In Thai, the character cluster is composed to the left of the cursor. If a set of two or three keystrokes belong to the same cluster, the language engine values these keystrokes as zero and the cursor remains in place. The cursor moves to the right as each cluster is composed.

Note -

Cursor attributes can be reconfigured in the application resource file. For more information, see Step 4 in Section 3.1 CTL Motif Resources.

1.5.2 Character and Cell Deletion

To manage editing character clusters, the CTL language supports both character-based deletion and cell-based deletion.
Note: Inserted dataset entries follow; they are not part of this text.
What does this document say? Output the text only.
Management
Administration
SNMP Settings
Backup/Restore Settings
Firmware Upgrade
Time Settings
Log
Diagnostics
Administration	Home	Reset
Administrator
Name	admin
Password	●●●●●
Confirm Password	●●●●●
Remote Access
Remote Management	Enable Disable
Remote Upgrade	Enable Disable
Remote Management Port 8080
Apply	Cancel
In character-based deletion, the user deletes the separate elements of the character cluster with each press of the Delete key. In cell-based deletion, the user deletes the entire cluster with one keystroke.

The two deletion modes can be assigned to separate keys on the keyboard using translation and resources. For more information, see Step 3 in Section 3.1 CTL Motif Resources.

1.5.3 Processing Stored Text

In the Solaris operating environment, all CTL text is stored in logical order--the order of the character input stream. The CTL language engines manage the transformation from CTL scripts to final display form on screen.

Most legacy systems containing CTL text store data in physical order--the order represented on screen. This was done because there was no processing capability at the terminal for reading and correctly rendering logical input. Screens of text were stored and then read again to screen.

Applications can read legacy data using the CTL language engines by configuring the appropriate language engine modifier. For more information, see Step 1 in Section 3.1 CTL Motif Resources.

For other language-engine configuration parameters, see CAE Specification: Portable Layout Services (ISBN 1-85912-142-X).

1.6 Numbers and Dates

For numbers, most countries use the "Arabic" or Western format of ten digits: 1 2 3 4 5 6 7 8 9 0. Some Arabic countries, however, use Hindi digits.

Figure 1-8 Hindi digits

The Solaris operating environment supports both Arabic and Hindi digits. By default, Western language input modes display Arabic numbers while the Arabic input mode displays Hindi numbers, though this is configurable by the user. To change the default, see Step 1 in Section 3.1 CTL Motif Resources.

Arabic countries use both the Gregorian (Western) and Hijri (Islamic) date systems. These and other numeric data, such as time and monetary formats and currency symbol, are managed by the Solaris operating environment locale settings.

1.7 Summary

CTL languages require complex transformations to properly display or print characters. The fundamental characteristics of CTL languages are:

Bidirectional text--Arabic and Hebrew are written right to left, but numbers and Roman-based characters are written left to right.
Contextual analysis--each Arabic character has up to four display representations. The representation glyph depends on its position in the text.
Ligatures--combinations of two or more Arabic characters can form a different, single character.
Diacritics--diacritical marks placed above, below, or inside vowels and consonants modify their tonal value.
Character clusters--syllables and cells, especially in Thai, are composed of several alphabetic elements, including vowels, consonants, diacritics, and tone marks.
Number and date formats--some Arabic countries use Hindi digits rather than Arabic digits, and the Islamic calendar rather than the Western calendar.

Motif interfaces with PLS which interfaces with the CTL language engines. Applications that make use of Motif services need not address CTL issues directly because all CTL transformations and rendering are handled transparently.